Premier odwiedził Lakszadiwy. Wywołało to zgrzyt w relacjach z innym turystycznym rajem

Źródło:
Guardian, BBC, tvn24.pl
Indie. Narendra Modi na nagraniach archiwalnych
Indie. Narendra Modi na nagraniach archiwalnychReuters Archive
wideo 2/2
Indie. Narendra Modi na nagraniach archiwalnychReuters Archive

Niedawna wizyta premiera Narendry Modiego w należącym do Indii archipelagu Lakszadiwy miała na celu promocję turystyki w regionie. Nie spodobała się jednak trzem ministrom położonych nieopodal Malediwów, którzy uznali, że indyjskie władze chcą im podbierać turystów, oraz skierowali wobec Modiego obraźliwe komentarze.

Premier Indii Narendra Modi odwiedził na początku stycznia Lakszadiwy, archipelag maleńkich wysp należący do Indii położony u ich południowo-zachodniego wybrzeża. Wizyta miała na celu promocję turystyki w regionie.

"Wciąż jestem pod wrażeniem oszałamiającego piękna wysp (archipelagu - red.) i niesamowitego ciepła ich mieszkańców" - pisał Modi na platformie X. "Oprócz malowniczego piękna, hipnotyzujący jest także spokój Lakszadiwów. Dało mi to okazję do zastanowienia się nad tym, jak jeszcze ciężej pracować dla dobra 1,4 mld obywateli Indii" - dodał. Na Instagramie chwalił również możliwość spacerów oraz nurkowania na wyspach.

ZOBACZ TEŻ: Na Malediwach wybrali prezydenta. Kandydat sprzyjający Chinom pokonał zwolennika współpracy z Indiami

Reakcja Malediwów, premier nazwany "klaunem"
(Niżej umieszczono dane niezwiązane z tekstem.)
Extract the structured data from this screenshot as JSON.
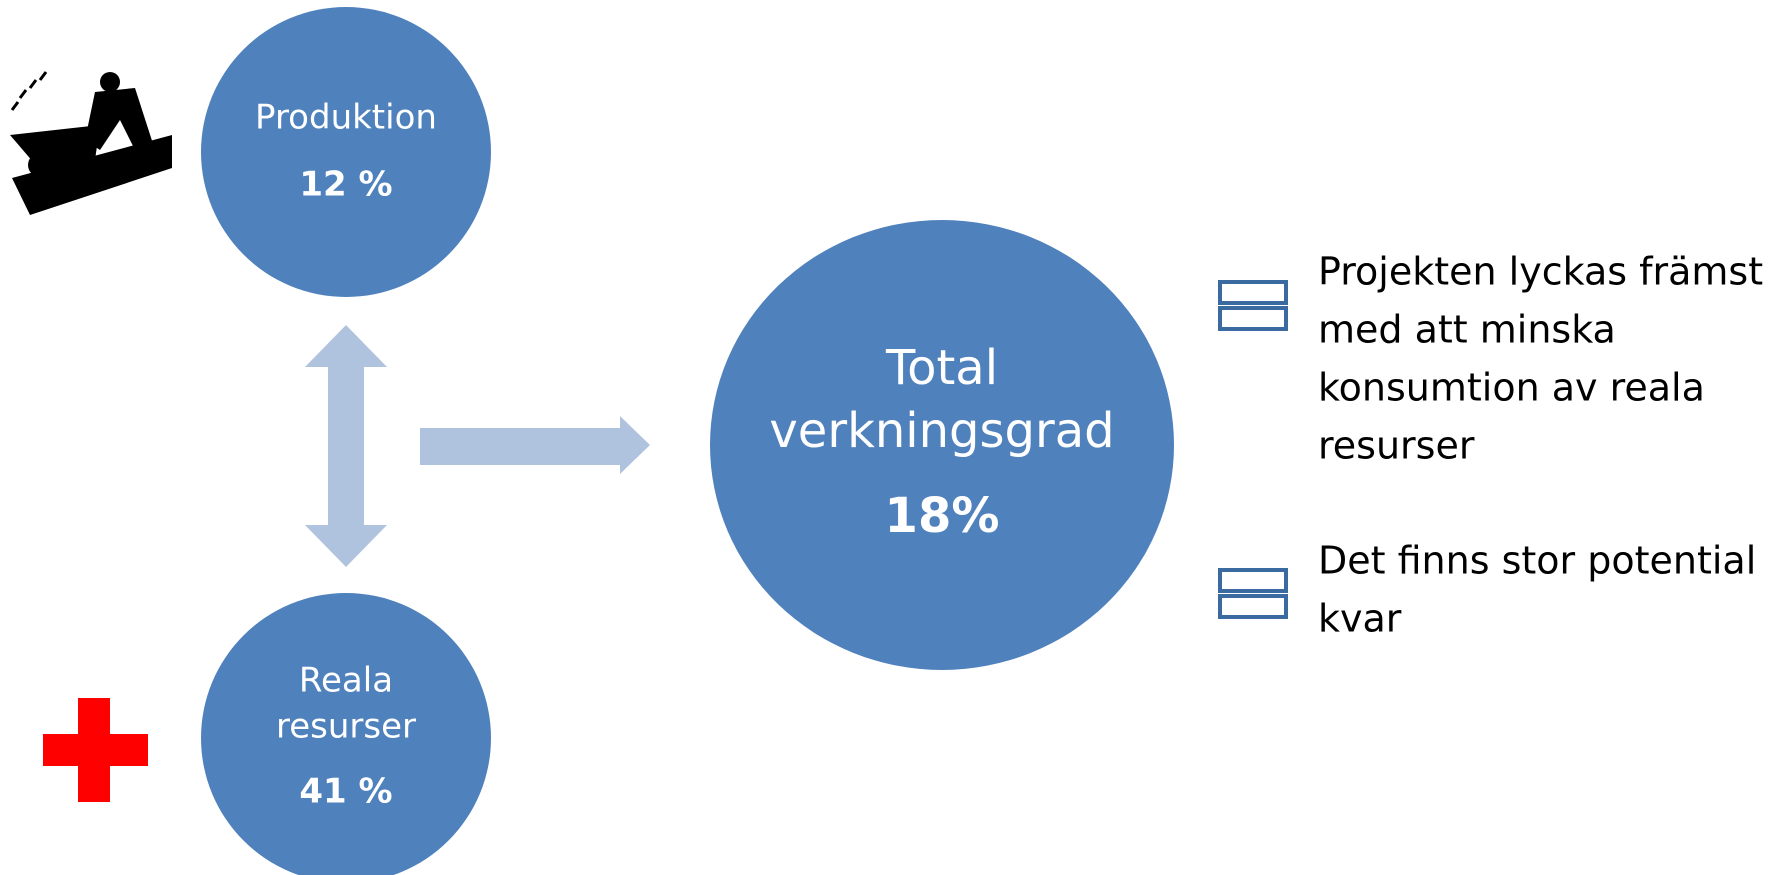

Wizyta Modiego w Lakszadiwach nie spodobała się niektórym urzędnikom na położonych niedaleko Malediwach, którzy uznali, że stanowiła ona próbę zniechęcenia turystów do odwiedzania ich kraju. Warto przypomnieć, że oba archipelagi wysp charakteryzują się pięknymi plażami z dostępem do błękitnego morza, tyle że na Malediwy do tej pory przyjeżdżało dużo więcej turystów niż do ich sąsiada i w dużym stopniu ich gospodarka zależna jest właśnie od turystyki.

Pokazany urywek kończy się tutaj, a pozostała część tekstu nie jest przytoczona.